Todo había empezado porque los mastines que viajaban con la caravana, habían comenzado a ladrar a mitad de la cena y aunque los guardianes intentaron calmarlos, fue imposible. Salieron los dos animales a trote lento y pesado hacia la oscuridad, más allá del resplandor que propagaban las hogueras. Sus ladridos roncos y profundos se alejaron, pero al poco, se les volvió a adivinar entre la tiniebla de los árboles, cerca, muy cerca. Solo se les descubría a intervalos, pero al fin los vimos retrocediendo sin dejar de ladrar a algo que les empujaba y contra lo que no se decidían a saltar. Un horrible rugido surgió de una figura que se erguía alta y amenazadora sobre dos patas, como un hombre formidable, cuyos ojos brillaban en la oscuridad como brasas encendidas.
Corríamos todos asustados, como podíamos al estar atados por los tobillos.
Los servidores tomaron sus lanzas y espadas mientras cundía el temor entre todos los cautivos, que presos de tres en tres, teníamos dificultades para decidir a dónde ir.
Los mastines vociferaban sin perderle la cara al oso, pero se les veía temblar o de miedo o de la tensión del momento previo al enfrentamiento. A cada acercamiento de éstos, lanzaba el oso zarpazos al aire sin lograr herirles. La fiera en vez de retroceder pareció envalentonarse gruñendo con mayor potencia al ver que algunos hombres se le acercaban. Con sus rugidos parecía querer advertirles de que no se atrevieran a ocupar su espacio.
Los hombres dudaron.
El judío se hizo cargo de la situación con rapidez en impartir a gritos ordenes seguras, infundiendo a sus criados y guardias confianza. En solo un momento además de repartir los trabajos precisos que correspondían a cada uno en aquella situación, fue capaz de infundirnos un poco de valor. Mientras tanto, los tres hombres más valientes y más fornidos que el resto, se encaraban al oso más grande que Goran hubiera podido ver en su corta vida, los restantes les hicieron subir a toda prisa a los carros.
En medio de aquella batahola de gritos, ladridos de los valientes mastines, y relinchos de los asustados caballos que estaban atados a una cuerda amarrada entre los árboles, de la que no conseguían soltarse, pareció brillar un rayo de esperanza en nuestras vidas, pues los servidores consiguieron dejarnos a salvo de momento, y sin posibilidades de escapar.
Corrieron después gritando hasta las hogueras para coger teas encendidas que lanzaban al oso, que al verse acometido por tanta gente y con tanta saña y fuego, dió media vuelta y comenzó a alejarse lanzando rugidos y amenazas en su retirada.
Todavía los mastines a los que consiguieron atar, ladraban envalentonados también, e hicieron falta buenas cuerdas para retenerlos. Arrastraban a los dos hombres que los retenían y en un momento se perdieron en la oscuridad que corría hacia lo más profundo del bosque.
Desde el fondo de la tiniebla seguían llegando a nuestros oídos, ladridos y gritos mezclados con algún rugido cada vez más lejano.

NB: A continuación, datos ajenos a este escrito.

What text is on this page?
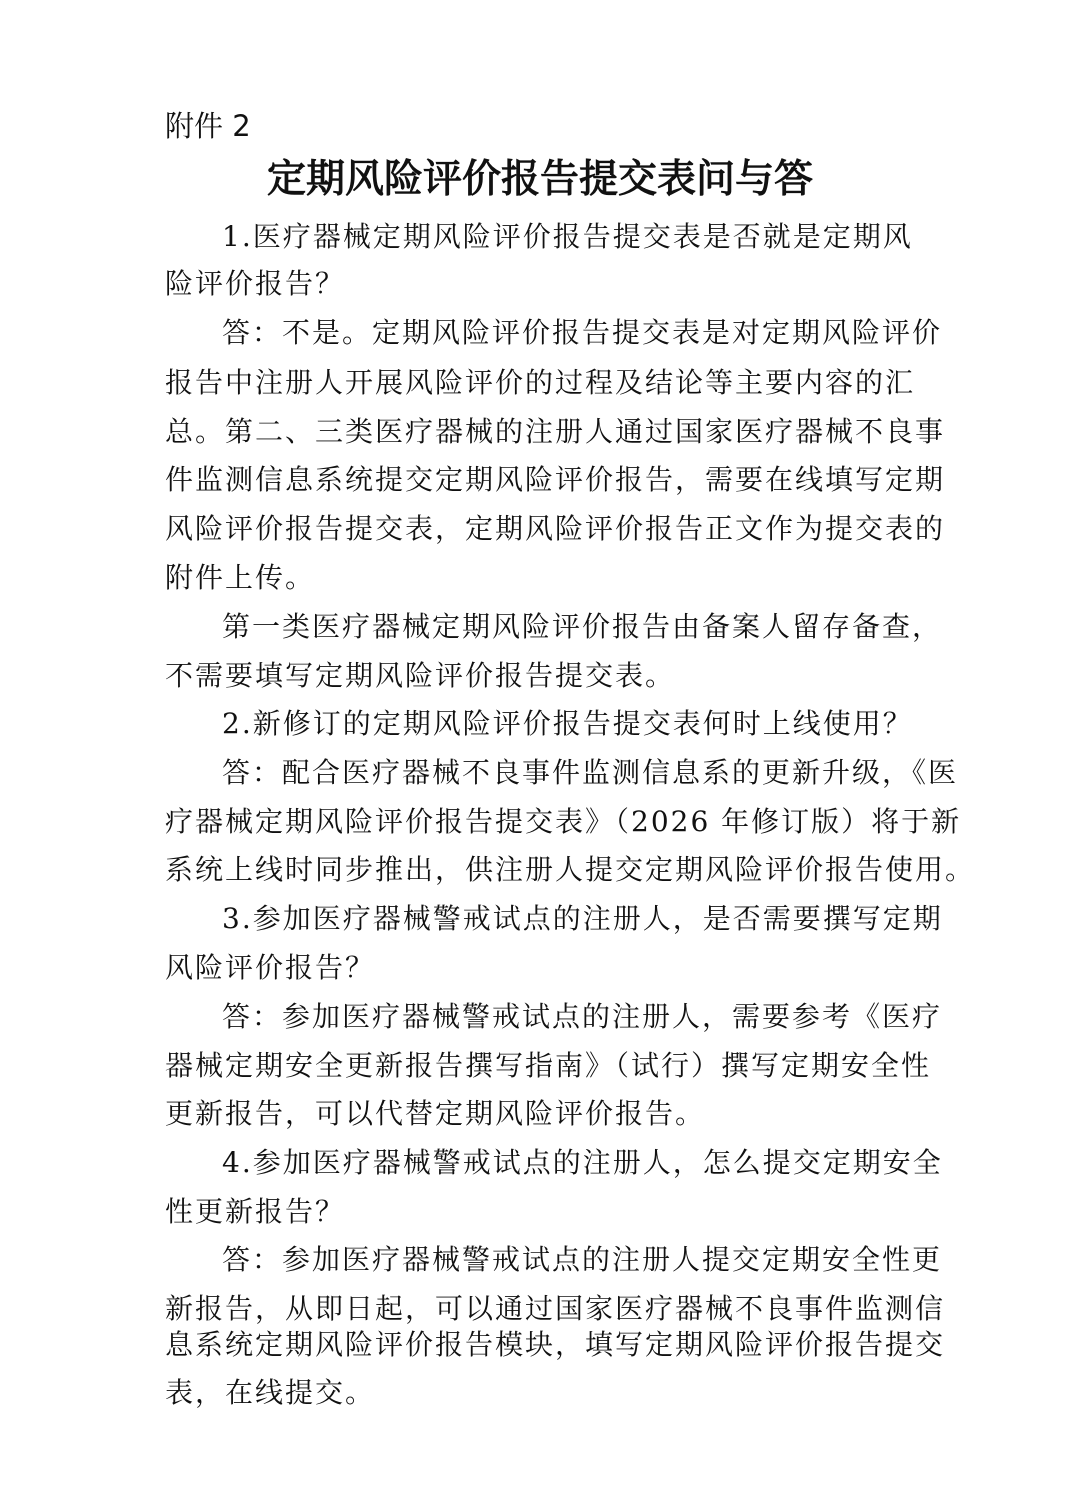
附件 2
定期风险评价报告提交表问与答
1.医疗器械定期风险评价报告提交表是否就是定期风
险评价报告？
答：不是。定期风险评价报告提交表是对定期风险评价
报告中注册人开展风险评价的过程及结论等主要内容的汇
总。第二、三类医疗器械的注册人通过国家医疗器械不良事
件监测信息系统提交定期风险评价报告，需要在线填写定期
风险评价报告提交表，定期风险评价报告正文作为提交表的
附件上传。
第一类医疗器械定期风险评价报告由备案人留存备查，
不需要填写定期风险评价报告提交表。
2.新修订的定期风险评价报告提交表何时上线使用？
答：配合医疗器械不良事件监测信息系的更新升级，《医
疗器械定期风险评价报告提交表》（2026 年修订版）将于新
系统上线时同步推出，供注册人提交定期风险评价报告使用。
3.参加医疗器械警戒试点的注册人，是否需要撰写定期
风险评价报告？
答：参加医疗器械警戒试点的注册人，需要参考《医疗
器械定期安全更新报告撰写指南》（试行）撰写定期安全性
更新报告，可以代替定期风险评价报告。
4.参加医疗器械警戒试点的注册人，怎么提交定期安全
性更新报告？
答：参加医疗器械警戒试点的注册人提交定期安全性更
新报告，从即日起，可以通过国家医疗器械不良事件监测信
息系统定期风险评价报告模块，填写定期风险评价报告提交
表，在线提交。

Después de este incidente, ataron a los caballos hacia el centro del campamento, y encendieron nuevas hogueras en círculo alrededor del mismo. El judío ordenó que se quedasen tres hombres de guardia, por turnos. Todavía se siguieron escuchando durante un buen rato los ladridos de los perros, cansados y monótonos, pero al final, su fino olfato les indicó que el peligro se había alejado, y aparecieron poco después en el campamento al lado de sus cuidadores.
Con el silencio algunos de los cautivos y los guardias que no hacían la vela, pudieron dormir toda la noche, aunque otros desvelados permanecían despiertos. Se oía en el carro de Goran el rumor de algún cuchicheo, el entumecimiento que sintió en su costado izquierdo debido a una mala postura y al frío, le despertaron, se dió cuenta a través del amortiguado resplandor, procedente de las hogueras, que atravesaba la urdimbre de los toldos, de que su compañero de ese lado estaba despierto, el del lado derecho dormía profundamente. Parecía escuchar atentamente lo que se susurraba un par de cautivos más allá, y Goran tocó al más próximo preguntándole con un gesto en la penumbra, que qué era lo qué decían; el otro con un ademán enérgico le obligó a callar y siguió prestando atención a lo que se hablaba un poco más allá.